By AFP     Jan 17, 2018 in World

The 15-year-old Treaty of Le Touquet between France and Britain on migration controls has resulted in massive bottlenecks of migrants stranded on the French side of the border.

As the two countries prepare to announce additions to the much-criticised accord, here is some background:

- The treaty was signed on February 4, 2003, at the 25th Franco-British summit in the French seaside resort of Le Touquet. It came into force on February 1, 2004.

- It was aimed at resolving a crisis over the Red Cross's Sangatte refugee centre on the French side of the tunnel under the English Channel.

The massively overcrowded centre, set up in 1999, was shut in 2002 under pressure from London, which saw it as a magnet for migrants trying to cross the Channel to reach Britain.

Britain, not a member of Europe's visa-free Schengen Area that includes 26 countries, wanted new measures to stop the entry of non-EU citizens without a visa.

- The key provision of the treaty was the establishment of "juxtaposed national control bureaus" in the sea ports of both countries on the Channel and the North Sea.

This meant each country would set up immigration control points at the borders of the other, in particular the French immigration checkpoint in Dover and the British checkpoint in Calais.

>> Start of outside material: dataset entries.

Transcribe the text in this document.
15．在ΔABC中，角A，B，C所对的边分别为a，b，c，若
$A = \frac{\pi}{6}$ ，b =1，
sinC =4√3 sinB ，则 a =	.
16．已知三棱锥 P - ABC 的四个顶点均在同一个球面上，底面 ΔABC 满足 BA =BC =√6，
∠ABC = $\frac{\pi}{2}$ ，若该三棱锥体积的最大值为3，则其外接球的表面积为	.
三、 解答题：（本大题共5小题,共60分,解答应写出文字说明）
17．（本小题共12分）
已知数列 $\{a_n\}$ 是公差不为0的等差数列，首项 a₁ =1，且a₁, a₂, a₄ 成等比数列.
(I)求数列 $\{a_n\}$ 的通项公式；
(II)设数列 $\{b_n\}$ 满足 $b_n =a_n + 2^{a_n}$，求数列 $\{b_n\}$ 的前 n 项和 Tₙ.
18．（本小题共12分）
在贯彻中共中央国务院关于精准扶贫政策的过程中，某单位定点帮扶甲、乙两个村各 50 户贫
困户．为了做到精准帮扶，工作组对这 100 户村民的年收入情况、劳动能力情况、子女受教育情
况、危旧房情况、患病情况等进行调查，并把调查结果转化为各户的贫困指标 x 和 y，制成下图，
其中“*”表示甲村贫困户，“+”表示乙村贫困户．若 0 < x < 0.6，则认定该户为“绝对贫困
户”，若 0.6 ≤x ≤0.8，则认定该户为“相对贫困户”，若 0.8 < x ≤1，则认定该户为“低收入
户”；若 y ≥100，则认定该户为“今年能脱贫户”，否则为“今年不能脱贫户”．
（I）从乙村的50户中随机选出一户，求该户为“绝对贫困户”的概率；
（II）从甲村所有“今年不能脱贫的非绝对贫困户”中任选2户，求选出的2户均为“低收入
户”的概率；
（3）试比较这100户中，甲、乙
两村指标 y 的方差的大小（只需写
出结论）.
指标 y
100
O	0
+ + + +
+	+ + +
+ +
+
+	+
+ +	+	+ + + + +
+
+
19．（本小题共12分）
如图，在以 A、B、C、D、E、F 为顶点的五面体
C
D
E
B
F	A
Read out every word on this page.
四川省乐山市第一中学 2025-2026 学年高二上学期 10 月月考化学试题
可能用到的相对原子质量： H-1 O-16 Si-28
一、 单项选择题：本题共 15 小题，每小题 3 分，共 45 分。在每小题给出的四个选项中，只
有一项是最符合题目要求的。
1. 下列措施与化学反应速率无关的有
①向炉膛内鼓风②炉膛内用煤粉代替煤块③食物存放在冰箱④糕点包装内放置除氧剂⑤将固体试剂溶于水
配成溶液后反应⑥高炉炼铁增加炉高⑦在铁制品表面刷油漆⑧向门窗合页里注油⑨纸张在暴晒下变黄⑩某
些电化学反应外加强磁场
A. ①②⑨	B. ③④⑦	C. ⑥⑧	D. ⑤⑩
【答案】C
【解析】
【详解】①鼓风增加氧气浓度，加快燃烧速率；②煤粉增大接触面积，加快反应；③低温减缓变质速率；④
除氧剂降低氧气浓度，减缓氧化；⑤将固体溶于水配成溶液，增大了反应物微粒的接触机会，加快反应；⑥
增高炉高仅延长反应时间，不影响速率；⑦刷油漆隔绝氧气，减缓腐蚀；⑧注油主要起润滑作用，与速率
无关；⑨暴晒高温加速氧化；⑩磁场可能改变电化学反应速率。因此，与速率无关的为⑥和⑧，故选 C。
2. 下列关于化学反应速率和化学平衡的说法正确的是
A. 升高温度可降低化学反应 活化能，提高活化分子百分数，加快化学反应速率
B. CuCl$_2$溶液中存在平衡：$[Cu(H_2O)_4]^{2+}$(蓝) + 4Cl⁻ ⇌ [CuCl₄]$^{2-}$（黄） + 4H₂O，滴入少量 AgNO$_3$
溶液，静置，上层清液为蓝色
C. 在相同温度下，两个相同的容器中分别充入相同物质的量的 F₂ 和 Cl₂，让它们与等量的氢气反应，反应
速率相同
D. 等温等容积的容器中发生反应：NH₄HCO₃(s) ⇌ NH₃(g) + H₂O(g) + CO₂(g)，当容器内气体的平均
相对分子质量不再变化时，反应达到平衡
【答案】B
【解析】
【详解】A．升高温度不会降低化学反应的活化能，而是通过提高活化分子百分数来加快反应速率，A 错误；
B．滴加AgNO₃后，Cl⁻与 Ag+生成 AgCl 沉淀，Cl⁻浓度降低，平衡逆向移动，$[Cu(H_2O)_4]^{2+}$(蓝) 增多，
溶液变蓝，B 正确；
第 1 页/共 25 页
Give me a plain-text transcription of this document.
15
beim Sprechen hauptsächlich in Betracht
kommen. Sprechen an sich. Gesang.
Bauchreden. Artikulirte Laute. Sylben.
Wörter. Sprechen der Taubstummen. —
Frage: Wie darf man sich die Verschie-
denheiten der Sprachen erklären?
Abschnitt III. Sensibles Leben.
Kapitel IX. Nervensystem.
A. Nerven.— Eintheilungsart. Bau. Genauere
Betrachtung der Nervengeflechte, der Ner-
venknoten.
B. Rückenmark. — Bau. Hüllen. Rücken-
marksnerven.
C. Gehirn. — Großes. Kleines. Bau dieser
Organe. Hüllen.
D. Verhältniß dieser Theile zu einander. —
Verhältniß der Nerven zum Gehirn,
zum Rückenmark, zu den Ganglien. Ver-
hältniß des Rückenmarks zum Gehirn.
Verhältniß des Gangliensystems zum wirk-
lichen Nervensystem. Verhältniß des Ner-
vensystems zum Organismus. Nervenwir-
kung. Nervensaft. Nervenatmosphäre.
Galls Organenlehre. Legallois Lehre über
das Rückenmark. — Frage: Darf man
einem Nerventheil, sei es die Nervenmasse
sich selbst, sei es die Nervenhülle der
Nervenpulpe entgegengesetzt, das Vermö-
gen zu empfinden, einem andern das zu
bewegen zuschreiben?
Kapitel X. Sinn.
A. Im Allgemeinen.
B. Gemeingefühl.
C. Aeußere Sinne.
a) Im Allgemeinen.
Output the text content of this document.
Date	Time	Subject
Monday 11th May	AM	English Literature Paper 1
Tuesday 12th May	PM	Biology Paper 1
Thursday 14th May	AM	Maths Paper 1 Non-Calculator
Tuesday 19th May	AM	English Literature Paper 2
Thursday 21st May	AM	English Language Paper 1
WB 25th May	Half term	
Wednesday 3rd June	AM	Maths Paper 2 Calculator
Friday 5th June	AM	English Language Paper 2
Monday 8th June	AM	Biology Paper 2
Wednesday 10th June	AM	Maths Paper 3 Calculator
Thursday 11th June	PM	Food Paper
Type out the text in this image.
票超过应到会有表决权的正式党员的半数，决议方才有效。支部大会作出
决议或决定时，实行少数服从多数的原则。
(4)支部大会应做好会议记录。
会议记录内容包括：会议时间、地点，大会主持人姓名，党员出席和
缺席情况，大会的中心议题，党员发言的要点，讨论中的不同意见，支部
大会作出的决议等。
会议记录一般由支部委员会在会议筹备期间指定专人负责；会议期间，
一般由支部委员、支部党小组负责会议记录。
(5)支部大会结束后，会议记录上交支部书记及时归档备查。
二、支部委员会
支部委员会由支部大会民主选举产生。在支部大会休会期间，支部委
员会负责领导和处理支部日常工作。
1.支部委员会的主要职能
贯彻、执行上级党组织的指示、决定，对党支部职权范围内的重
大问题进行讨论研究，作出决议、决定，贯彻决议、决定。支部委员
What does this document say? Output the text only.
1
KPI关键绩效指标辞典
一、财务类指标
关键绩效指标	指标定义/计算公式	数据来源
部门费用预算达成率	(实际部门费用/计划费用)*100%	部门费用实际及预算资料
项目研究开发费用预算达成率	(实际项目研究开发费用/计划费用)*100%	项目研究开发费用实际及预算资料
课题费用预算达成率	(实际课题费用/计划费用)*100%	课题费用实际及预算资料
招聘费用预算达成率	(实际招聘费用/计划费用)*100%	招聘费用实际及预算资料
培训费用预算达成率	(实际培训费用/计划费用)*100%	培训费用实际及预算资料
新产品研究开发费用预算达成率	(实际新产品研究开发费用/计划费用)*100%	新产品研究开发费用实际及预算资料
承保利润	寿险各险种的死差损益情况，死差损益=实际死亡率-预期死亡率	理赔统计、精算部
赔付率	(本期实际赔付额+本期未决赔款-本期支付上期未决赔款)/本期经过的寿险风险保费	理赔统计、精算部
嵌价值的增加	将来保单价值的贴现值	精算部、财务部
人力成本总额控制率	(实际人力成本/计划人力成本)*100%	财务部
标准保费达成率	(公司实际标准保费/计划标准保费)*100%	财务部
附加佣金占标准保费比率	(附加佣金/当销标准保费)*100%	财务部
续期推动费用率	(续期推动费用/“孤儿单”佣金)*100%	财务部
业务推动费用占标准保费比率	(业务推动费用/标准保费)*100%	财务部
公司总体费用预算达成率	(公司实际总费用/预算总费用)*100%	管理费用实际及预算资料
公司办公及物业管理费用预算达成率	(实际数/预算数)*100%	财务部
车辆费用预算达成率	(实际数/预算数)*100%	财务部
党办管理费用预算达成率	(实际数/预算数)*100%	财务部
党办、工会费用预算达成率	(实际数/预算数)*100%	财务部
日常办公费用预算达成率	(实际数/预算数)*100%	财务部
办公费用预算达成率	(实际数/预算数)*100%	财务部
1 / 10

- Other bilateral accords followed in 2009, 2010 and 2014 that laid out that Britain would finance and control security of the border checkpoint sites in France.

In exchange, it would be up to France to stop migrants trying to enter Britain illegally.

- The treaty does not have a time limit but it can be terminated by either side by written notification which would take two years to implement.

- By effectively moving the UK border onto French territory, the treaty has resulted in hundreds of migrants wanting to cross to England being stranded in French ports like Calais, creating shanty-camp settlements such as the "Jungle" camp of some 10,000 people that was cleared out in October 2016.

The accord has been much criticised by French politicians, while the French government's human rights body CNCDH said in 2015 that it had made France the policeman of the British migration policy.